03 - Add the vanilla extract and mix until fully incorporated.
04 - Gradually add the dry ingredients to the butter mixture, mixing just until a soft dough forms.
05 - Divide the dough in half. Shape each half into a log approximately 1.5 inches in diameter. Wrap in plastic wrap and refrigerate for at least 30 minutes until firm.
06 - Preheat oven to 325°F. Line two baking sheets with parchment paper.
07 - Slice the chilled dough into 1/4-inch thick rounds and arrange on prepared baking sheets, spacing them 1 inch apart.
08 - Bake for 18–20 minutes, or until the edges are just lightly golden.

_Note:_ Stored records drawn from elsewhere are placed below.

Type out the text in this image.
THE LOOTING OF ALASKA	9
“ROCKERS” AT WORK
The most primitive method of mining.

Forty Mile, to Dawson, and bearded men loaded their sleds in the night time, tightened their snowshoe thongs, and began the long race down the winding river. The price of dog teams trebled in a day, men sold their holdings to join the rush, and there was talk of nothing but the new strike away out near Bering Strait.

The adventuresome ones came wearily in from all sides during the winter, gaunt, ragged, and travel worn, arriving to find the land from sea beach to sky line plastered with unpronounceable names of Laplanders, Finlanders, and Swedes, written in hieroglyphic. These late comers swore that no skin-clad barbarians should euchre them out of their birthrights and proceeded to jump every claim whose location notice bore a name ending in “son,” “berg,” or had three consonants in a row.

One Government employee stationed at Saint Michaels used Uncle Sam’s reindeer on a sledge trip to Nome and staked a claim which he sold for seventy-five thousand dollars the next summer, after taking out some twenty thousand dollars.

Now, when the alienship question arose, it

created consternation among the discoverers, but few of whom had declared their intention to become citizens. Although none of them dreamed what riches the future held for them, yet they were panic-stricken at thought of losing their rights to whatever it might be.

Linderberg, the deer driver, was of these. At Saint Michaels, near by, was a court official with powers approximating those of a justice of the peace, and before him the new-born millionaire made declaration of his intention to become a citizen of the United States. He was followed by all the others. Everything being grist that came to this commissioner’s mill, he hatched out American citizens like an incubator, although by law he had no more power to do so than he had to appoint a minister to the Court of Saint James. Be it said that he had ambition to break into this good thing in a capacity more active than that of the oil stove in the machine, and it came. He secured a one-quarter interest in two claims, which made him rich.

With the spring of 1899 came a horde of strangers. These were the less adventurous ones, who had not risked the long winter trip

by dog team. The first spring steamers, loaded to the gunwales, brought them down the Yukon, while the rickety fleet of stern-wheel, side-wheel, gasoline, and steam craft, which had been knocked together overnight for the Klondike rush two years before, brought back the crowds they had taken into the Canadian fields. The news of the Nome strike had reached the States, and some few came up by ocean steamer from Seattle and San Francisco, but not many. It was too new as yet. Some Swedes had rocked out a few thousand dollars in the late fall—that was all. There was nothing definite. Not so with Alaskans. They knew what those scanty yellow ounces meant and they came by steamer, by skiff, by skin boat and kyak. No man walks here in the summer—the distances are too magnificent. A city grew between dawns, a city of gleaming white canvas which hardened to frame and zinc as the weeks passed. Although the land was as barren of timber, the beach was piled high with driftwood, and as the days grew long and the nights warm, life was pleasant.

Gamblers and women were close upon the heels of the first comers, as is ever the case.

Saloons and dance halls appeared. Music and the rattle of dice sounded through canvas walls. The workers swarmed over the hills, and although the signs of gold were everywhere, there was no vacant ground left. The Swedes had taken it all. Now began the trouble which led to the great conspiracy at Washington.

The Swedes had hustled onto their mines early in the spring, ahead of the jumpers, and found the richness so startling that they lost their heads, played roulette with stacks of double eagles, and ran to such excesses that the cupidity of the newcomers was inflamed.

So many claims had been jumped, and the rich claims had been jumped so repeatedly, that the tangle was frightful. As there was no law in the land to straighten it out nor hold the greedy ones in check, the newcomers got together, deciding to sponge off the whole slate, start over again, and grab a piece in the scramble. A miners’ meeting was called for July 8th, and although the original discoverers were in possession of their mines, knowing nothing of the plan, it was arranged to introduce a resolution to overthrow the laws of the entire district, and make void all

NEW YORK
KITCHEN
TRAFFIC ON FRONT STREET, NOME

09 - Cool on the baking sheets for 5 minutes, then transfer to a wire rack to cool completely.

# Expert Tips:

01 -
  • They're buttery enough to dissolve the moment they hit your mouth, but the hojicha gives you this sophisticated, toasty flavor that feels like a secret.
  • No mixer drama, no temperamental doughs—just straightforward mixing that lets you focus on the actually fun part: eating warm cookies with tea.
02 -
  • Overworking the dough is the one real mistake you can make here—mix just until you don't see flour anymore, then stop, because a few extra turns of the mixer means tough, dense cookies instead of melt-in-your-mouth ones.
  • The temperature of your butter matters more than you'd think; if it's too soft, your cookies spread into thin wafers, but if it's too cold, they won't cream properly and you'll end up with a grainy texture.
03 -
  • Slice your dough with a very sharp, thin-bladed knife dipped in hot water and wiped dry between each cut—this prevents smudging and gives you clean, pretty rounds that bake evenly.
  • If your kitchen is warm, work quickly and return your dough log to the fridge if it starts getting soft; warm dough spreads in the oven instead of holding its shape.